Georges Mehdi parle parfaitement le portugais, et communique donc sans problème avec les Brésiliens ceinture noire. Mais ce qui reste difficile à transmettre, c'est la discipline japonaise prônée par ce ligérien, né à Saint-Etienne, qui a popularisé le judo au pays du "futebol".
"Quand je commence à parler, vous devez vous asseoir!", lance le maître de 86 ans, un des rares ceinture noire neuvième dan, à la centaine de judokas participant à son cours magistral dans un gymnase de Rio de Janeiro. "On fait du judo, on n'est pas là pour rire!", les morigène-t-il.
Art martial codifié dans le Japon du XIXe siècle, le judo repose sur la discipline, le respect et le sens de la hiérarchie, notions peu en rapport avec la culture brésilienne, plus relâchée.
Pourtant, le Brésil est entré dans le top 10 olympique de ce sport, avec 19 médailles olympiques (3 d'or, 3 d'argent, 13 de bronze) et une dynamique qui lui donne des espoirs raisonnables d'une bonne collecte aux JO-2016 de Rio (5-21 août).

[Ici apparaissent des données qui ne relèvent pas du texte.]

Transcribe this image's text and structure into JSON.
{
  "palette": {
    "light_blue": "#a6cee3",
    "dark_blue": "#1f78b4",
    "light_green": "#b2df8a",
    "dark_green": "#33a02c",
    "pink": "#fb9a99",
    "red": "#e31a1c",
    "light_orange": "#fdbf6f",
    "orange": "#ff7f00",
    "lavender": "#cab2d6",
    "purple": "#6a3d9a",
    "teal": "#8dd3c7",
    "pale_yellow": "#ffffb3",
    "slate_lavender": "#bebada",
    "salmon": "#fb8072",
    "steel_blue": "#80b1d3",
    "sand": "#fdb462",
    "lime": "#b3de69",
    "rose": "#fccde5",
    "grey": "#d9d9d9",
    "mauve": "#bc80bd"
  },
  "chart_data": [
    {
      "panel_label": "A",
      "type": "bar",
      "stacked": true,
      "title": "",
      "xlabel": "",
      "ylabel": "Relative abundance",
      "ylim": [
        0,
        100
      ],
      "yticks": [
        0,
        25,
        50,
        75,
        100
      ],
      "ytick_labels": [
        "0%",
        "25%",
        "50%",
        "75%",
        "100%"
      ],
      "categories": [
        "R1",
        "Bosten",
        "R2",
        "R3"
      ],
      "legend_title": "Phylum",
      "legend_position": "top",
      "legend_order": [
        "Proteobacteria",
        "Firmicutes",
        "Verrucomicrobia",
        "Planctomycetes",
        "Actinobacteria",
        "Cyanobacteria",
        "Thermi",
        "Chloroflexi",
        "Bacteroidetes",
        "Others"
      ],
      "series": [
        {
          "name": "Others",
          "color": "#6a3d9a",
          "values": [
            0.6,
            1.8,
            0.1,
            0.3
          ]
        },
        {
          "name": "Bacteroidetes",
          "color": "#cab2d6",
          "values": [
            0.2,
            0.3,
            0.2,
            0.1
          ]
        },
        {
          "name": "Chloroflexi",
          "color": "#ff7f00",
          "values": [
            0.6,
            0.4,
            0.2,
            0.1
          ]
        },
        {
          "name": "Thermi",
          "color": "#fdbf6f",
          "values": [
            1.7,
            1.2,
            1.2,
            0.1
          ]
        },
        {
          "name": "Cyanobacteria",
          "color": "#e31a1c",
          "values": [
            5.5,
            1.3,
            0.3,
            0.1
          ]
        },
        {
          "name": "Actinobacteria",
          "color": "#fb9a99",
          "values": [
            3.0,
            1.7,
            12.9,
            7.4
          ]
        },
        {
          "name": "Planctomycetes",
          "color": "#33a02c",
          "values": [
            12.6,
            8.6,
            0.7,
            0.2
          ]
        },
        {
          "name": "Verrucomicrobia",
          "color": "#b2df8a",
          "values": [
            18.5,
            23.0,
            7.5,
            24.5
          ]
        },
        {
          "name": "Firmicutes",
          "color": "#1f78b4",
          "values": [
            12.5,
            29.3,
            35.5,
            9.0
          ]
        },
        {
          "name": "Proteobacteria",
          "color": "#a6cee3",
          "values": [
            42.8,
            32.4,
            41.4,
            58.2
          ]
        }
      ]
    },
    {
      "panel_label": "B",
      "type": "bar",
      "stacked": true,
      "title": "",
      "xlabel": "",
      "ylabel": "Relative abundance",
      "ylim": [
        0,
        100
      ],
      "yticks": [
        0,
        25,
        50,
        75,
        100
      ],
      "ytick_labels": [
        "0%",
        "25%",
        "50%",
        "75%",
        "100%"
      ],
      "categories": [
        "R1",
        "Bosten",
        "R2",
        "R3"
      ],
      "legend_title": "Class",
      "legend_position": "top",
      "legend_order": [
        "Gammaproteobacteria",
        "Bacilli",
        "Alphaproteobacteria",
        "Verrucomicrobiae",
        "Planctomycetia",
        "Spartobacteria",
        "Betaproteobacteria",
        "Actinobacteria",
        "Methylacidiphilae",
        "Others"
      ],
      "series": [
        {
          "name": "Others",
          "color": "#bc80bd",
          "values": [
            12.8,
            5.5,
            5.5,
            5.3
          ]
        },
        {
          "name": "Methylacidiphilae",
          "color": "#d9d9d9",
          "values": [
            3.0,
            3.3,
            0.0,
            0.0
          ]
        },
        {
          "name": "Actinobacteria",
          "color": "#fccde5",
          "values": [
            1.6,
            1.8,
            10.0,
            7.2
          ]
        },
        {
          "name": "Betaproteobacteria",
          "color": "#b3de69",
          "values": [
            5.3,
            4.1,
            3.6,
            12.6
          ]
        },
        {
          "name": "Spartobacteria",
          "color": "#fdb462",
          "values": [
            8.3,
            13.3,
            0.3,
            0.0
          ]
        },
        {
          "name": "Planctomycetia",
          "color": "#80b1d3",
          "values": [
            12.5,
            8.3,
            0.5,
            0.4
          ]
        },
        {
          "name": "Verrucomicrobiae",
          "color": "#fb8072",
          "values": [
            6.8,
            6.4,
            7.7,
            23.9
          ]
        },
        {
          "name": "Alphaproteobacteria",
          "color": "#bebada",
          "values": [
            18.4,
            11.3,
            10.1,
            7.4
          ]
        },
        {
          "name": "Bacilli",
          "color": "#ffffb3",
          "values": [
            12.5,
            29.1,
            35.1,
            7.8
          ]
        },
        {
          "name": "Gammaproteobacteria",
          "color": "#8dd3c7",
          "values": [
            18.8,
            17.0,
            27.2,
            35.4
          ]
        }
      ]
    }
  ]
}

Comment est-ce arrivé ? Du zéro kimono au Gotha du tatami, le Brésil a connu une histoire aussi complexe que la plus sophistiquée des prises de judo.

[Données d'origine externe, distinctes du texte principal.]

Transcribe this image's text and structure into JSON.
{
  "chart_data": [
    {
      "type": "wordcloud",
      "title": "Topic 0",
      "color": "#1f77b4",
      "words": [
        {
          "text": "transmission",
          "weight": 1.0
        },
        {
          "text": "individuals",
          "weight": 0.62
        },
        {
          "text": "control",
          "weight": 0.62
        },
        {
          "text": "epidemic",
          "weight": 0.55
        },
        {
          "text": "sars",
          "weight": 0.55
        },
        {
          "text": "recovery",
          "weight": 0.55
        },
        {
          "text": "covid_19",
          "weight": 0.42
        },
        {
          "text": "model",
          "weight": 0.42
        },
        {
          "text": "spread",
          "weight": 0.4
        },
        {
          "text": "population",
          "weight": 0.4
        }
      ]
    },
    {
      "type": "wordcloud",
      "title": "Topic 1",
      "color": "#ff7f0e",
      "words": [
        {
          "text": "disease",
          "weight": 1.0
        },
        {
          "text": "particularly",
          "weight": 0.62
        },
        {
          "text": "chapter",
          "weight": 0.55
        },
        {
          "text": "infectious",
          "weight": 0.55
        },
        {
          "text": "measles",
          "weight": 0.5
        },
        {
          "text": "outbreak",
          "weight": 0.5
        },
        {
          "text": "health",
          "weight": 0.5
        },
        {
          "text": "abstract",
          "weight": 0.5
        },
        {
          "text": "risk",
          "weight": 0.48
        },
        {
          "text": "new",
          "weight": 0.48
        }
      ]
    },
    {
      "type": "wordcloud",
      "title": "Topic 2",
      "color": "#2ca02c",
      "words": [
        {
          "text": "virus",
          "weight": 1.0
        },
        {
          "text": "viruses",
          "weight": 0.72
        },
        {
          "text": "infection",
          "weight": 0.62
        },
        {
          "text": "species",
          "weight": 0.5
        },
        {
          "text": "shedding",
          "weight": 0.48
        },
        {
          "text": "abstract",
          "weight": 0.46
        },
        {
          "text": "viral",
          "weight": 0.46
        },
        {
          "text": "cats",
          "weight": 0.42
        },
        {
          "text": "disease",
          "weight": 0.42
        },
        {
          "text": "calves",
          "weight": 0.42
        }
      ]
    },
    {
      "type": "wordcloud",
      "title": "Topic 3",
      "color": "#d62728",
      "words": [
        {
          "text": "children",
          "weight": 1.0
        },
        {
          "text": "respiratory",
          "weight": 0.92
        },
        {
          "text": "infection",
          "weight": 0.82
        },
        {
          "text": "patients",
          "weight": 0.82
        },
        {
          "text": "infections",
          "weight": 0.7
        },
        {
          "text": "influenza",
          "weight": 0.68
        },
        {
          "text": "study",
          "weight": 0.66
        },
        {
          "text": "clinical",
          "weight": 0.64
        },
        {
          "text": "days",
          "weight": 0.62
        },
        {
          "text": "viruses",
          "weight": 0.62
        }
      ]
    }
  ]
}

Son fondateur, Jigoro Kano, a répandu ce sport en Europe et dans les Amériques au tournant du XXe siècle, mais le Brésil est resté rétif: pendant des décennies, seule l'importante communauté de descendants japonais à Sao Paulo le pratiquait.

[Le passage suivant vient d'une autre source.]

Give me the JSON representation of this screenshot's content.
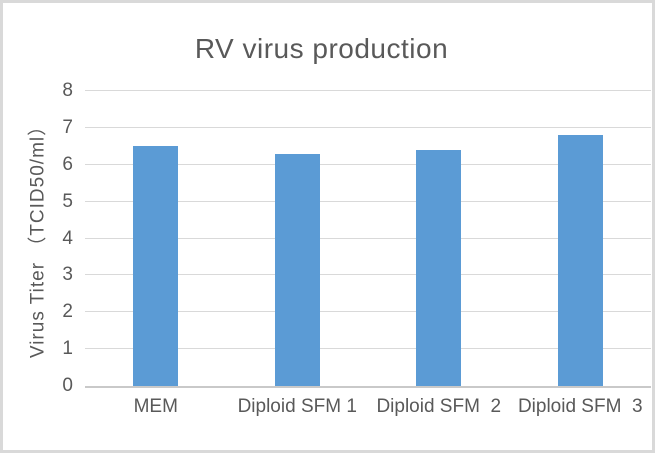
{
  "chart_data": {
    "type": "bar",
    "title": "RV virus production",
    "categories": [
      "MEM",
      "Diploid SFM 1",
      "Diploid SFM  2",
      "Diploid SFM  3"
    ],
    "values": [
      6.5,
      6.3,
      6.4,
      6.8
    ],
    "xlabel": "",
    "ylabel": "Virus Titer （TCID50/ml）",
    "ylim": [
      0,
      8
    ],
    "yticks": [
      0,
      1,
      2,
      3,
      4,
      5,
      6,
      7,
      8
    ],
    "grid": "horizontal",
    "legend": false,
    "colors": {
      "bar": "#5B9BD5",
      "text": "#595959",
      "gridline": "#D9D9D9",
      "axis_line": "#C9C9C9",
      "frame_border": "#D9D9D9",
      "background": "#FFFFFF"
    }
  }
}
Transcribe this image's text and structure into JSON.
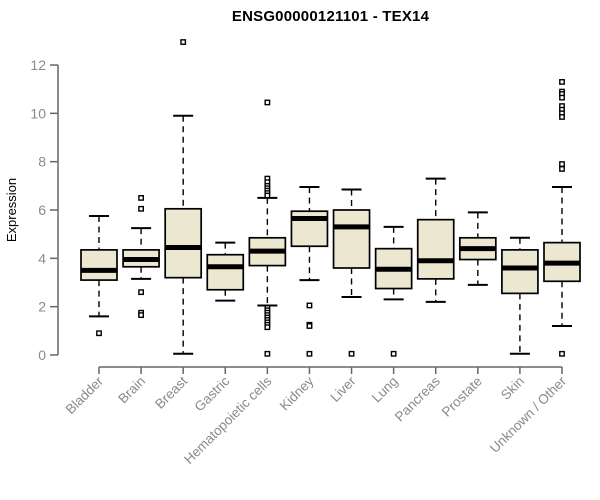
{
  "colors": {
    "box_fill": "#ece7d1",
    "box_border": "#000000",
    "median": "#000000",
    "whisker": "#000000",
    "axis": "#666666",
    "tick_label": "#8a8a8a",
    "title": "#000000",
    "background": "#ffffff"
  },
  "chart_data": {
    "type": "boxplot",
    "title": "ENSG00000121101 - TEX14",
    "ylabel": "Expression",
    "xlabel": "",
    "ylim": [
      0,
      12
    ],
    "yticks": [
      0,
      2,
      4,
      6,
      8,
      10,
      12
    ],
    "grid": false,
    "legend": null,
    "categories": [
      "Bladder",
      "Brain",
      "Breast",
      "Gastric",
      "Hematopoietic cells",
      "Kidney",
      "Liver",
      "Lung",
      "Pancreas",
      "Prostate",
      "Skin",
      "Unknown / Other"
    ],
    "boxes": [
      {
        "category": "Bladder",
        "whisker_low": 1.6,
        "q1": 3.1,
        "median": 3.5,
        "q3": 4.35,
        "whisker_high": 5.75,
        "outliers": [
          0.9
        ]
      },
      {
        "category": "Brain",
        "whisker_low": 3.15,
        "q1": 3.65,
        "median": 3.95,
        "q3": 4.35,
        "whisker_high": 5.25,
        "outliers": [
          6.5,
          6.05,
          2.6,
          1.75,
          1.65
        ]
      },
      {
        "category": "Breast",
        "whisker_low": 0.05,
        "q1": 3.2,
        "median": 4.45,
        "q3": 6.05,
        "whisker_high": 9.9,
        "outliers": [
          12.95
        ]
      },
      {
        "category": "Gastric",
        "whisker_low": 2.25,
        "q1": 2.7,
        "median": 3.65,
        "q3": 4.15,
        "whisker_high": 4.65,
        "outliers": []
      },
      {
        "category": "Hematopoietic cells",
        "whisker_low": 2.05,
        "q1": 3.7,
        "median": 4.3,
        "q3": 4.85,
        "whisker_high": 6.5,
        "outliers": [
          10.45,
          7.3,
          7.15,
          7.0,
          6.9,
          6.8,
          6.7,
          6.6,
          1.95,
          1.85,
          1.75,
          1.65,
          1.55,
          1.45,
          1.35,
          1.25,
          1.15,
          0.05
        ]
      },
      {
        "category": "Kidney",
        "whisker_low": 3.1,
        "q1": 4.5,
        "median": 5.65,
        "q3": 5.95,
        "whisker_high": 6.95,
        "outliers": [
          2.05,
          1.25,
          1.2,
          0.05
        ]
      },
      {
        "category": "Liver",
        "whisker_low": 2.4,
        "q1": 3.6,
        "median": 5.3,
        "q3": 6.0,
        "whisker_high": 6.85,
        "outliers": [
          0.05
        ]
      },
      {
        "category": "Lung",
        "whisker_low": 2.3,
        "q1": 2.75,
        "median": 3.55,
        "q3": 4.4,
        "whisker_high": 5.3,
        "outliers": [
          0.05
        ]
      },
      {
        "category": "Pancreas",
        "whisker_low": 2.2,
        "q1": 3.15,
        "median": 3.9,
        "q3": 5.6,
        "whisker_high": 7.3,
        "outliers": []
      },
      {
        "category": "Prostate",
        "whisker_low": 2.9,
        "q1": 3.95,
        "median": 4.4,
        "q3": 4.85,
        "whisker_high": 5.9,
        "outliers": []
      },
      {
        "category": "Skin",
        "whisker_low": 0.05,
        "q1": 2.55,
        "median": 3.6,
        "q3": 4.35,
        "whisker_high": 4.85,
        "outliers": []
      },
      {
        "category": "Unknown / Other",
        "whisker_low": 1.2,
        "q1": 3.05,
        "median": 3.8,
        "q3": 4.65,
        "whisker_high": 6.95,
        "outliers": [
          11.3,
          10.9,
          10.8,
          10.65,
          10.3,
          10.15,
          10.0,
          9.85,
          7.9,
          7.7,
          0.05
        ]
      }
    ]
  }
}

Le premier titre olympique du Brésil, en 1972, a d'ailleurs été décroché par Chiaki Ishii, né dans l'Archipel avant d'émigrer dans le géant sud-américain.
Je ne savais rien
Puis le judo s'est répandu, grâce surtout à un autre immigré: un Français amoureux du Japon et devenu Brésilien.
Georges Mehdi arrive au Brésil quelques années après la Seconde Guerre mondiale, à 17 ans, en provenance de Saint-Etienne. "Je ne voulais
plus rester en France. Je me battais dans la rue tous les jours", confie-t-il pendant une pause de son cours magistral. "Ma mère en avait assez de moi".
Naturalisé brésilien, Mehdi grimpe rapidement les échelons du judo national. "Mais après avoir été champion du Brésil plusieurs années, je savais que je ne savais rien. J'ai donc décidé d'aller au Japon".
Là-bas, pendant plusieurs années, sous l'enseignement de maîtres comme le légendaire Isao Kano, il apprend ce qu'il lui manquait au Brésil: pas tant la technique que des valeurs plus profondes.
"La discipline, l'éducation, les traditions et le sérieux", énumère-t-il. "Tout ce que les Brésiliens n'avaient pas". A son retour au Brésil, il y reste l'un des plus grands judokas, remporte des médailles aux Jeux panaméricains de 1963 et 1967, puis devient entraîneur national. Avec sa sévérité et ses méthodes strictes, il popularise son sport en lançant par exemple des réseaux d'entraînement, et actualise son savoir en se rendant régulièrement au Japon.
"Aujourd'hui, le judo est devenu une tradition au Brésil, il y en a un peu partout, et Georges Mehdi y est pour quelque chose", souligne Oswaldo Simoes (63 ans), ceinture noire septième dan et vétéran de la délégation olympiques des JO-1980 à Moscou.
Devenu entraîneur, celui-ci estime à au moins trois médailles les chances du Brésil chez les garçons et autant chez les filles, qui en tant que pays hôte a des qualifiés dans chaque catégorie.
Au Japon, tu viendrais en courant
Si la discipline a fait le succès de Georges Mehdi, elle a aussi causé sa disgrâce. Sa carrière d'entraîneur national s'est achevée dans une querelle avec la Confédération brésilienne de judo (CBJ).
Il s'était notamment plaint d'un mauvais comportement de la part de l'équipe aux Mondiaux de Salt Lake City en 1967. "J'ai été expulsé de la fédération parce que j'étais très strict", avance-t-il. "Je leur ai dit qu'ils n'étaient pas sérieux". Pendant son cours, et alors qu'il reste redoutable sur le tatami malgré son grand âge, le Franco-Brésilien laisse plusieurs fois affleurer son exaspération. "Quand je te demande de venir, tu ne dois pas traîner!", tonne-t-il à l'attention d'un ceinture noire. "Au Japon, tu ne ferais jamais ça! Tu viendrais en courant!. Donc fais demi-tour et reviens correctement!"
Vania Benzaquen s'entraîne régulièrement sous sa conduite. "Dans certains clubs au Brésil, les gens s'allongent sur le tatami, discutent et rigolent", confie la judoka de 46 ans. "Avec lui, non".